B. RENFORCER LES MOYENS DE PROJECTION JUDICIAIRE

Le guichet universel de greffe apporte une première réponse au problème de la proximité judiciaire. Toutefois, il se limite à une information et une entrée dans la procédure.

Dans leur rapport sur la réforme de la carte judiciaire, les membres du groupe de travail avaient appelé au développement des audiences foraines, pour remédier à l'éloignement trop important de la juridiction de regroupement par rapport à la juridiction supprimée. Le juge du TGI se serait ainsi déplacé, à date fixe, pour tenir une audience au sein du tribunal d'instance et éviter aux justiciables d'avoir, eux, à faire ce déplacement.

Force est toutefois de constater que l'observation qu'ils faisaient peut être aujourd'hui reconduite à l'identique : très peu, et de moins en moins, de juridictions organisent de telles audiences.

Interrogés sur ce point par vos rapporteurs, les représentants des chefs de cour et de juridiction ont été unanimes à souligner leurs limites : ces audiences sont facultatives et très lourdes à organiser ; la charge de travail des magistrats n'est pas conciliable avec les temps de déplacement qu'elles imposent, ce qui conduit à les abandonner rapidement.

Pourtant, vos rapporteurs ont pu mesurer lors de leur déplacement dans le ressort de la cour d'appel d'Amiens, le succès que rencontraient les audiences organisées en matière de contentieux familial hors divorce à Péronne et Abbeville. Ce succès tient largement à l'investissement des magistrats et des greffiers concernés, et au soutien qu'ils reçoivent de leurs chefs de juridiction.

Pour autant, ce succès est précaire, car les difficultés sont nombreuses : il n'y a pas de greffe du TGI sur place, ce qui impose au magistrat d'être accompagné de son greffier ; les tribunaux d'instance d'Abbeville et de Péronne ne disposent pas des applications informatiques du TGI, ce qui oblige à procéder aux saisies, après l'audience, au siège du TGI d'Amiens ; et les moyens mis à disposition pour le déplacement du magistrat et de son greffier ne suivent pas toujours.

Vos rapporteurs remarquent toutefois qu'au moins deux des difficultés précitées seraient levées si un guichet universel de greffe était créé et si les effectifs de greffe étaient mutualisés.

En effet, d'une part, le magistrat pourrait faire appel aux services d'un des greffiers polyvalents du tribunal d'instance, et, d'autre part, ce même tribunal serait raccordé au même réseau informatique que le tribunal de grande instance, ce qui permettrait de saisir la procédure sur place.
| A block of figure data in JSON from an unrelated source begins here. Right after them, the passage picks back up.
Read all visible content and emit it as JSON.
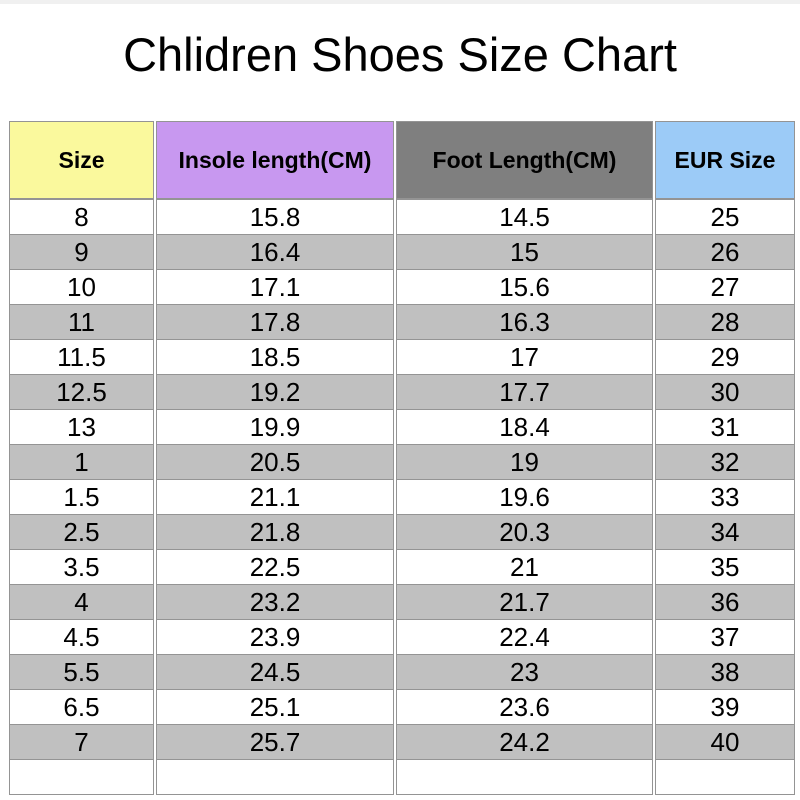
{
  "page": {
    "title": "Chlidren Shoes Size Chart"
  },
  "chart_data": {
    "type": "table",
    "title": "Chlidren Shoes Size Chart",
    "columns": [
      "Size",
      "Insole length(CM)",
      "Foot Length(CM)",
      "EUR Size"
    ],
    "rows": [
      [
        "8",
        "15.8",
        "14.5",
        "25"
      ],
      [
        "9",
        "16.4",
        "15",
        "26"
      ],
      [
        "10",
        "17.1",
        "15.6",
        "27"
      ],
      [
        "11",
        "17.8",
        "16.3",
        "28"
      ],
      [
        "11.5",
        "18.5",
        "17",
        "29"
      ],
      [
        "12.5",
        "19.2",
        "17.7",
        "30"
      ],
      [
        "13",
        "19.9",
        "18.4",
        "31"
      ],
      [
        "1",
        "20.5",
        "19",
        "32"
      ],
      [
        "1.5",
        "21.1",
        "19.6",
        "33"
      ],
      [
        "2.5",
        "21.8",
        "20.3",
        "34"
      ],
      [
        "3.5",
        "22.5",
        "21",
        "35"
      ],
      [
        "4",
        "23.2",
        "21.7",
        "36"
      ],
      [
        "4.5",
        "23.9",
        "22.4",
        "37"
      ],
      [
        "5.5",
        "24.5",
        "23",
        "38"
      ],
      [
        "6.5",
        "25.1",
        "23.6",
        "39"
      ],
      [
        "7",
        "25.7",
        "24.2",
        "40"
      ],
      [
        "",
        "",
        "",
        ""
      ]
    ],
    "layout": {
      "header_colors": [
        "#FAF99D",
        "#C898F0",
        "#7F7F7F",
        "#9CCBF7"
      ],
      "row_alt_color": "#C0C0C0",
      "row_base_color": "#FFFFFF",
      "border_color": "#949494",
      "grid": "on",
      "legend": "none"
    }
  }
}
La troisième difficulté est moindre que les deux précédentes, et devrait pouvoir être résolue facilement, pour peu que les crédits nécessaires soient mis en place.

La réforme du guichet universel de greffe est ainsi susceptible de faciliter la tenue des audiences foraines, afin de remédier ponctuellement à certaines lacunes du réseau juridictionnel de première instance.

Pour vos rapporteurs, ce renforcement des moyens de projection judiciaire est lui-même susceptible d'aider à la mise en place éventuelle des tribunaux de première instance.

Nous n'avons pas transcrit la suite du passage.